Calculating Silhouette,Calinski Harabasz and Davies Bouldin Scores for DBSCAN Clustering
# define the model
model = DBSCAN(eps=0.62, min_samples= 11)
# fit model and predict clusters
yhat = model.fit_predict(pca_data.x_std)
# retrieve unique clusters
clusters = unique(yhat)
# Calculate cluster validation metrics
score_dbsacn_s = silhouette_score(pca_data.x_std, yhat, metric='euclidean')
score_dbsacn_c = calinski_harabasz_score(pca_data.x_std, yhat)
score_dbsacn_d = davies_bouldin_score(pca_data.x_std, yhat)
t1 = pd.DataFrame({'Scores': 'Silhouette Score', 'Values' : "{:.4f}".format(score_dbsacn_s)},index={'1'})
t2 = pd.DataFrame({'Scores': 'Calinski Harabasz Score', 'Values' : "{:.4f}".format(score_dbsacn_c)},index={'2'})
t3 = pd.DataFrame({'Scores': 'Davies Bouldin Score', 'Values' : "{:.4f}".format(score_dbsacn_d)},index={'3'})
res3 = pd.concat([t1,t2,t3])
res3.columns = ['Scores','Values']
res3=res3.style.set_table_styles(
[{'selector': 'th',
'props': [('background', '#34495E'),
('color', 'white'),
('font-family', 'verdana'),
('font-size', '10pt')]},
{'selector': 'td',
'props': [('font-family', 'verdana'),
('padding','0em 0em')]},
{'selector': 'tr:nth-of-type(odd)',
'props': [('background', '#ABB2B9'),
('color', 'black')]},
{'selector': 'tr:nth-of-type(even)',
'props': [('background', 'white'),
('color', 'black')]},
{'selector': 'tr:hover',
'props': [('background-color', 'pink')]},
{'selector': 'th:hover',
'props': [('font-size', '18pt')]},
{'selector': 'tr:hover td:hover',
'props': [('max-width', '1000px'),
('font-size', '18pt')]}
]
).set_properties(**{'background-color': '#FEF5E7'}, subset=['Scores'])
res3
Conclusion
z1 = pd.DataFrame({'Metrics': 'Silhouette Score'
,'K-Means Clustering' : "{:.4f}".format(score_kmeans_s)

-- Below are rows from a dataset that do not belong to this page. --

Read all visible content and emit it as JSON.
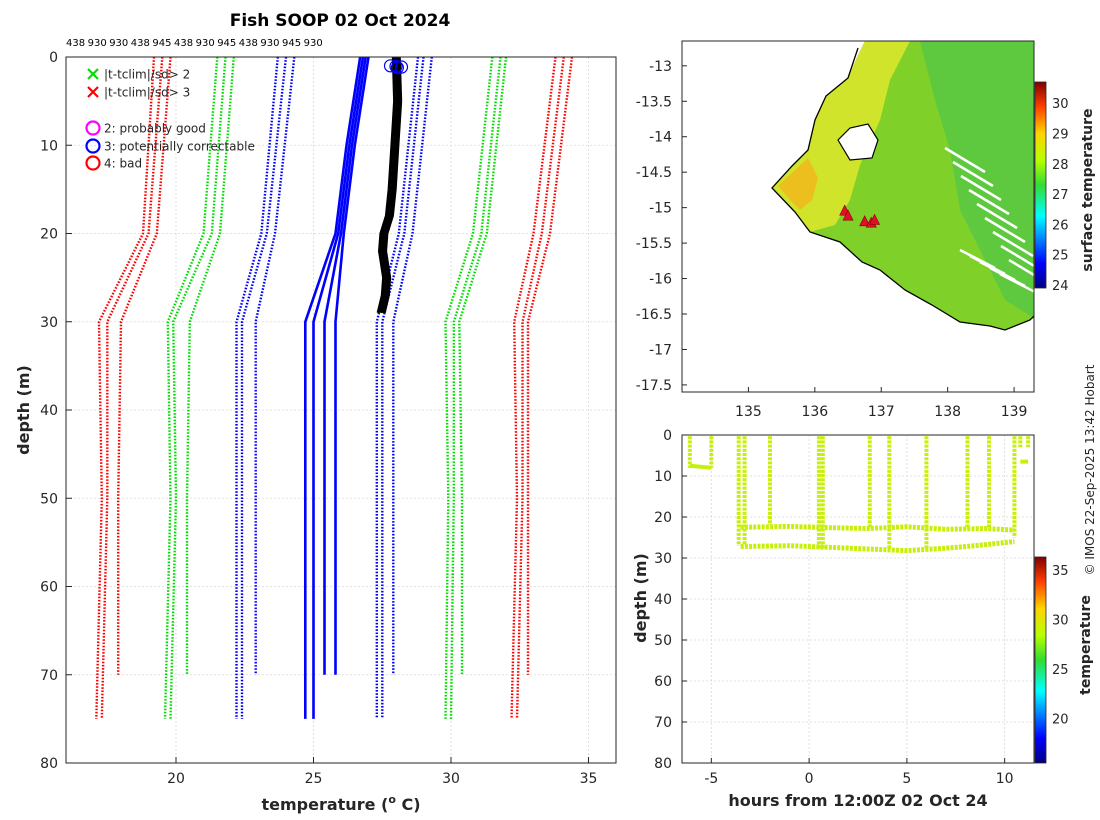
{
  "title": "Fish SOOP 02 Oct 2024",
  "credit": "© IMOS 22-Sep-2025 13:42 Hobart",
  "chart_data": [
    {
      "type": "line",
      "name": "temperature-depth-profile",
      "xlabel": "temperature (° C)",
      "xlabel_sup": "o",
      "xlabel_pre": "temperature (",
      "xlabel_post": " C)",
      "ylabel": "depth (m)",
      "xlim": [
        16,
        36
      ],
      "ylim": [
        0,
        80
      ],
      "xticks": [
        20,
        25,
        30,
        35
      ],
      "yticks": [
        0,
        10,
        20,
        30,
        40,
        50,
        60,
        70,
        80
      ],
      "top_labels": [
        "438",
        "930",
        "930",
        "438",
        "945",
        "438",
        "930",
        "945",
        "438",
        "930",
        "945",
        "930"
      ],
      "legend": [
        {
          "marker": "x",
          "color": "#00dd00",
          "label": "|t-tclim|/sd> 2"
        },
        {
          "marker": "x",
          "color": "#ff0000",
          "label": "|t-tclim|/sd> 3"
        },
        {
          "marker": "o",
          "color": "#ff00ff",
          "label": "2: probably good"
        },
        {
          "marker": "o",
          "color": "#0000ff",
          "label": "3: potentially correctable"
        },
        {
          "marker": "o",
          "color": "#ff0000",
          "label": "4: bad"
        }
      ],
      "climatology": [
        {
          "color": "#ff0000",
          "depths": [
            0,
            20,
            30,
            50,
            75
          ],
          "temps": [
            [
              19.2,
              18.8,
              17.2,
              17.3,
              17.1
            ],
            [
              19.5,
              19.0,
              17.5,
              17.5,
              17.3
            ],
            [
              19.8,
              19.3,
              18.0,
              17.9,
              17.9
            ],
            [
              33.8,
              33.0,
              32.3,
              32.4,
              32.2
            ],
            [
              34.1,
              33.3,
              32.6,
              32.6,
              32.4
            ],
            [
              34.4,
              33.6,
              32.8,
              32.8,
              32.8
            ]
          ],
          "ends": [
            75,
            75,
            70,
            75,
            75,
            70
          ]
        },
        {
          "color": "#00dd00",
          "depths": [
            0,
            20,
            30,
            50,
            75
          ],
          "temps": [
            [
              21.5,
              21.0,
              19.7,
              19.8,
              19.6
            ],
            [
              21.8,
              21.3,
              19.9,
              20.0,
              19.8
            ],
            [
              22.1,
              21.6,
              20.5,
              20.4,
              20.4
            ],
            [
              31.5,
              30.8,
              29.8,
              29.9,
              29.8
            ],
            [
              31.8,
              31.1,
              30.1,
              30.1,
              30.0
            ],
            [
              32.0,
              31.3,
              30.3,
              30.4,
              30.4
            ]
          ],
          "ends": [
            75,
            75,
            70,
            75,
            75,
            70
          ]
        },
        {
          "color": "#0000ff",
          "depths": [
            0,
            20,
            30,
            50,
            75
          ],
          "temps": [
            [
              23.7,
              23.1,
              22.2,
              22.2,
              22.2
            ],
            [
              24.0,
              23.3,
              22.4,
              22.4,
              22.4
            ],
            [
              24.3,
              23.6,
              22.9,
              22.9,
              22.9
            ],
            [
              28.8,
              28.1,
              27.3,
              27.3,
              27.3
            ],
            [
              29.0,
              28.3,
              27.5,
              27.5,
              27.5
            ],
            [
              29.3,
              28.6,
              27.9,
              27.9,
              27.9
            ]
          ],
          "ends": [
            75,
            75,
            70,
            75,
            75,
            70
          ]
        }
      ],
      "observed_blue": {
        "color": "#0000ff",
        "depths": [
          0,
          10,
          20,
          30,
          75
        ],
        "temps": [
          [
            26.7,
            26.2,
            25.8,
            24.7,
            24.7
          ],
          [
            26.8,
            26.3,
            25.9,
            25.0,
            25.0
          ],
          [
            26.9,
            26.4,
            26.0,
            25.4,
            25.4
          ],
          [
            27.0,
            26.5,
            26.1,
            25.8,
            25.8
          ]
        ],
        "ends": [
          75,
          75,
          70,
          70
        ]
      },
      "observed_black": {
        "color": "#000000",
        "depths": [
          0,
          5,
          10,
          15,
          18,
          20,
          22,
          25,
          27,
          29
        ],
        "temps": [
          28.0,
          28.05,
          27.95,
          27.85,
          27.75,
          27.55,
          27.5,
          27.65,
          27.6,
          27.45
        ]
      },
      "flag_markers": {
        "color": "#0000ff",
        "temp": 28.0,
        "depth": 1
      }
    },
    {
      "type": "heatmap",
      "name": "surface-temperature-map",
      "colorbar_label": "surface temperature",
      "xlim": [
        134,
        139.3
      ],
      "ylim": [
        -17.6,
        -12.65
      ],
      "xticks": [
        135,
        136,
        137,
        138,
        139
      ],
      "yticks": [
        -13,
        -13.5,
        -14,
        -14.5,
        -15,
        -15.5,
        -16,
        -16.5,
        -17,
        -17.5
      ],
      "ytick_labels": [
        "-13",
        "-13.5",
        "-14",
        "-14.5",
        "-15",
        "-15.5",
        "-16",
        "-16.5",
        "-17",
        "-17.5"
      ],
      "colorbar_ticks": [
        24,
        25,
        26,
        27,
        28,
        29,
        30
      ],
      "colorbar_range": [
        23.9,
        30.7
      ],
      "stations": [
        [
          136.45,
          -15.05
        ],
        [
          136.5,
          -15.12
        ],
        [
          136.75,
          -15.2
        ],
        [
          136.85,
          -15.22
        ],
        [
          136.9,
          -15.18
        ]
      ]
    },
    {
      "type": "scatter",
      "name": "depth-time-section",
      "xlabel": "hours from 12:00Z 02 Oct 24",
      "ylabel": "depth (m)",
      "colorbar_label": "temperature",
      "xlim": [
        -6.5,
        11.5
      ],
      "ylim": [
        0,
        80
      ],
      "xticks": [
        -5,
        0,
        5,
        10
      ],
      "yticks": [
        0,
        10,
        20,
        30,
        40,
        50,
        60,
        70,
        80
      ],
      "colorbar_ticks": [
        20,
        25,
        30,
        35
      ],
      "colorbar_range": [
        15.5,
        36.3
      ],
      "point_color": "#c6f00a",
      "casts": [
        {
          "t": -6.1,
          "max_depth": 8
        },
        {
          "t": -5.0,
          "max_depth": 8
        },
        {
          "t": -3.6,
          "max_depth": 27
        },
        {
          "t": -3.3,
          "max_depth": 27
        },
        {
          "t": -2.0,
          "max_depth": 22
        },
        {
          "t": 0.5,
          "max_depth": 28
        },
        {
          "t": 0.7,
          "max_depth": 28
        },
        {
          "t": 3.1,
          "max_depth": 23
        },
        {
          "t": 4.1,
          "max_depth": 28
        },
        {
          "t": 6.0,
          "max_depth": 28
        },
        {
          "t": 8.1,
          "max_depth": 23
        },
        {
          "t": 9.2,
          "max_depth": 23
        },
        {
          "t": 10.5,
          "max_depth": 25
        },
        {
          "t": 10.8,
          "max_depth": 3
        },
        {
          "t": 11.2,
          "max_depth": 3
        }
      ],
      "layer_upper": [
        [
          -3.5,
          22.5
        ],
        [
          -1,
          22.3
        ],
        [
          1,
          22.6
        ],
        [
          3,
          22.8
        ],
        [
          5,
          22.4
        ],
        [
          7,
          23.0
        ],
        [
          9,
          22.8
        ],
        [
          10.5,
          23.2
        ]
      ],
      "layer_lower": [
        [
          -3.5,
          27.2
        ],
        [
          -1,
          27.0
        ],
        [
          1,
          27.4
        ],
        [
          3,
          27.8
        ],
        [
          5,
          28.2
        ],
        [
          7,
          27.6
        ],
        [
          8.5,
          27.0
        ],
        [
          10.5,
          26.0
        ]
      ]
    }
  ]
}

,'Hierarchical Clustering' : "{:.4f}".format(score_AGclustering_s)
,'DBSCAN Clustering': "{:.4f}".format(score_dbsacn_s)},index={'1'})
z2 = pd.DataFrame({'Metrics': 'Calinski Harabasz Score'
,'K-Means Clustering' : "{:.4f}".format(score_kmeans_c)

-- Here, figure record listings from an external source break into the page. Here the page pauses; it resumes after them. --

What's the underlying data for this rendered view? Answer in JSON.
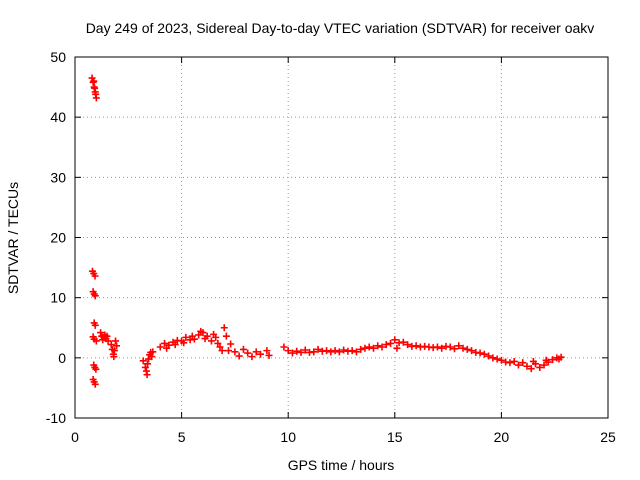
{
  "chart_data": {
    "type": "scatter",
    "title": "Day 249 of 2023, Sidereal Day-to-day VTEC variation (SDTVAR) for receiver oakv",
    "xlabel": "GPS time / hours",
    "ylabel": "SDTVAR / TECUs",
    "xlim": [
      0,
      25
    ],
    "ylim": [
      -10,
      50
    ],
    "xticks": [
      0,
      5,
      10,
      15,
      20,
      25
    ],
    "yticks": [
      -10,
      0,
      10,
      20,
      30,
      40,
      50
    ],
    "xtick_labels": [
      "0",
      "5",
      "10",
      "15",
      "20",
      "25"
    ],
    "ytick_labels": [
      "-10",
      "0",
      "10",
      "20",
      "30",
      "40",
      "50"
    ],
    "grid": true,
    "marker": "plus",
    "series": [
      {
        "name": "SDTVAR",
        "color": "#ff0000",
        "points": [
          [
            0.8,
            46.5
          ],
          [
            0.85,
            45.8
          ],
          [
            0.9,
            45.0
          ],
          [
            0.95,
            44.2
          ],
          [
            1.0,
            43.2
          ],
          [
            0.88,
            46.0
          ],
          [
            0.92,
            44.8
          ],
          [
            0.97,
            43.8
          ],
          [
            0.82,
            14.4
          ],
          [
            0.88,
            14.0
          ],
          [
            0.94,
            13.6
          ],
          [
            0.85,
            11.0
          ],
          [
            0.9,
            10.6
          ],
          [
            0.95,
            10.3
          ],
          [
            0.9,
            5.8
          ],
          [
            0.95,
            5.4
          ],
          [
            0.85,
            3.5
          ],
          [
            0.9,
            3.1
          ],
          [
            1.0,
            2.8
          ],
          [
            0.88,
            -1.2
          ],
          [
            0.93,
            -1.6
          ],
          [
            0.98,
            -1.9
          ],
          [
            0.85,
            -3.6
          ],
          [
            0.9,
            -4.0
          ],
          [
            0.95,
            -4.4
          ],
          [
            1.2,
            4.2
          ],
          [
            1.25,
            3.6
          ],
          [
            1.3,
            3.0
          ],
          [
            1.35,
            3.4
          ],
          [
            1.4,
            3.8
          ],
          [
            1.45,
            3.2
          ],
          [
            1.5,
            3.6
          ],
          [
            1.55,
            2.8
          ],
          [
            1.7,
            2.2
          ],
          [
            1.75,
            1.4
          ],
          [
            1.8,
            0.6
          ],
          [
            1.85,
            1.2
          ],
          [
            1.9,
            2.8
          ],
          [
            1.95,
            2.0
          ],
          [
            1.82,
            0.2
          ],
          [
            3.2,
            -0.5
          ],
          [
            3.3,
            -1.6
          ],
          [
            3.35,
            -2.2
          ],
          [
            3.4,
            -1.0
          ],
          [
            3.45,
            -0.2
          ],
          [
            3.5,
            0.5
          ],
          [
            3.55,
            0.9
          ],
          [
            3.6,
            0.2
          ],
          [
            3.65,
            1.0
          ],
          [
            3.38,
            -2.8
          ],
          [
            4.0,
            1.8
          ],
          [
            4.2,
            2.4
          ],
          [
            4.4,
            2.1
          ],
          [
            4.6,
            2.6
          ],
          [
            4.8,
            2.9
          ],
          [
            5.0,
            2.8
          ],
          [
            5.2,
            3.4
          ],
          [
            5.4,
            3.0
          ],
          [
            5.6,
            3.1
          ],
          [
            5.8,
            3.8
          ],
          [
            6.0,
            4.2
          ],
          [
            6.2,
            3.6
          ],
          [
            6.4,
            2.8
          ],
          [
            6.6,
            3.4
          ],
          [
            6.8,
            1.8
          ],
          [
            7.0,
            5.0
          ],
          [
            7.1,
            3.6
          ],
          [
            7.3,
            2.3
          ],
          [
            7.5,
            1.0
          ],
          [
            7.7,
            0.3
          ],
          [
            4.3,
            1.6
          ],
          [
            4.7,
            2.2
          ],
          [
            5.1,
            2.5
          ],
          [
            5.5,
            3.6
          ],
          [
            5.9,
            4.4
          ],
          [
            6.1,
            3.2
          ],
          [
            6.5,
            3.9
          ],
          [
            6.7,
            2.4
          ],
          [
            6.9,
            1.2
          ],
          [
            7.2,
            1.2
          ],
          [
            7.9,
            1.4
          ],
          [
            8.1,
            0.8
          ],
          [
            8.3,
            0.2
          ],
          [
            8.5,
            1.0
          ],
          [
            8.7,
            0.6
          ],
          [
            9.0,
            1.2
          ],
          [
            9.1,
            0.4
          ],
          [
            9.8,
            1.8
          ],
          [
            10.0,
            1.2
          ],
          [
            10.2,
            0.8
          ],
          [
            10.4,
            1.1
          ],
          [
            10.6,
            0.9
          ],
          [
            10.8,
            1.3
          ],
          [
            11.0,
            0.9
          ],
          [
            11.2,
            1.0
          ],
          [
            11.4,
            1.4
          ],
          [
            11.6,
            1.1
          ],
          [
            11.8,
            1.2
          ],
          [
            12.0,
            1.0
          ],
          [
            12.2,
            1.2
          ],
          [
            12.4,
            1.0
          ],
          [
            12.6,
            1.3
          ],
          [
            12.8,
            1.1
          ],
          [
            13.0,
            1.2
          ],
          [
            13.2,
            1.0
          ],
          [
            13.4,
            1.4
          ],
          [
            13.6,
            1.6
          ],
          [
            13.8,
            1.8
          ],
          [
            14.0,
            1.6
          ],
          [
            14.2,
            2.0
          ],
          [
            14.4,
            1.8
          ],
          [
            14.6,
            2.2
          ],
          [
            14.8,
            2.4
          ],
          [
            15.0,
            3.0
          ],
          [
            15.1,
            1.6
          ],
          [
            15.2,
            2.5
          ],
          [
            15.4,
            2.6
          ],
          [
            15.6,
            2.2
          ],
          [
            15.8,
            1.9
          ],
          [
            16.0,
            2.0
          ],
          [
            16.2,
            1.8
          ],
          [
            16.4,
            1.9
          ],
          [
            16.6,
            1.8
          ],
          [
            16.8,
            1.7
          ],
          [
            17.0,
            1.8
          ],
          [
            17.2,
            1.6
          ],
          [
            17.4,
            1.9
          ],
          [
            17.6,
            1.8
          ],
          [
            17.8,
            1.5
          ],
          [
            18.0,
            2.0
          ],
          [
            18.2,
            1.6
          ],
          [
            18.4,
            1.4
          ],
          [
            18.6,
            1.2
          ],
          [
            18.8,
            0.9
          ],
          [
            19.0,
            0.8
          ],
          [
            19.2,
            0.6
          ],
          [
            19.4,
            0.3
          ],
          [
            19.6,
            0.0
          ],
          [
            19.8,
            -0.2
          ],
          [
            20.0,
            -0.4
          ],
          [
            20.2,
            -0.7
          ],
          [
            20.4,
            -0.8
          ],
          [
            20.6,
            -0.6
          ],
          [
            20.8,
            -1.2
          ],
          [
            21.0,
            -0.8
          ],
          [
            21.2,
            -1.4
          ],
          [
            21.4,
            -1.8
          ],
          [
            21.5,
            -0.6
          ],
          [
            21.6,
            -1.0
          ],
          [
            21.8,
            -1.6
          ],
          [
            22.0,
            -1.2
          ],
          [
            22.1,
            -0.4
          ],
          [
            22.2,
            -0.7
          ],
          [
            22.4,
            -0.3
          ],
          [
            22.6,
            0.0
          ],
          [
            22.7,
            -0.2
          ],
          [
            22.8,
            0.1
          ]
        ]
      }
    ]
  }
}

,'Hierarchical Clustering' : "{:.4f}".format(score_AGclustering_c)
,'DBSCAN Clustering': "{:.4f}".format(score_dbsacn_c)},index={'2'})
z3 = pd.DataFrame({'Metrics': 'Davies Bouldin Score'
,'K-Means Clustering' : "{:.4f}".format(score_kmeans_d)
,'Hierarchical Clustering' : "{:.4f}".format(score_AGclustering_d)
,'DBSCAN Clustering': "{:.4f}".format(score_dbsacn_d)},index={'3'})
result = pd.concat([z1,z2,z3])
result.columns = ['Metrics','K-Means Clustering','Hierarchical Clustering','DBSCAN Clustering']
result=result.style.set_table_styles(
[{'selector': 'th',
'props': [('background', '#66070E'),
('color', 'white'),
('font-family', 'verdana'),
('font-size', '10pt')]},
{'selector': 'td',
'props': [('font-family', 'verdana'),
('padding','0em 0em')]},
{'selector': 'tr:nth-of-type(odd)',
'props': [('background', '#ABB2B9'),
('color', 'black')]},
{'selector': 'tr:nth-of-type(even)',
'props': [('background', 'white'),
('color', 'black')]},
{'selector': 'tr:hover',
'props': [('background-color', 'pink')]},
{'selector': 'th:hover',
'props': [('font-size', '18pt')]},
{'selector': 'tr:hover td:hover',
'props': [('max-width', '1000px'),
('font-size', '18pt')]}
]
).set_properties(**{'background-color': '#E7A4A9'}, subset=['Metrics'])
result
📝📝 We can see that K-means outperforms Hierarchical and DBSCAN clusterings based on all cluster validation metrics.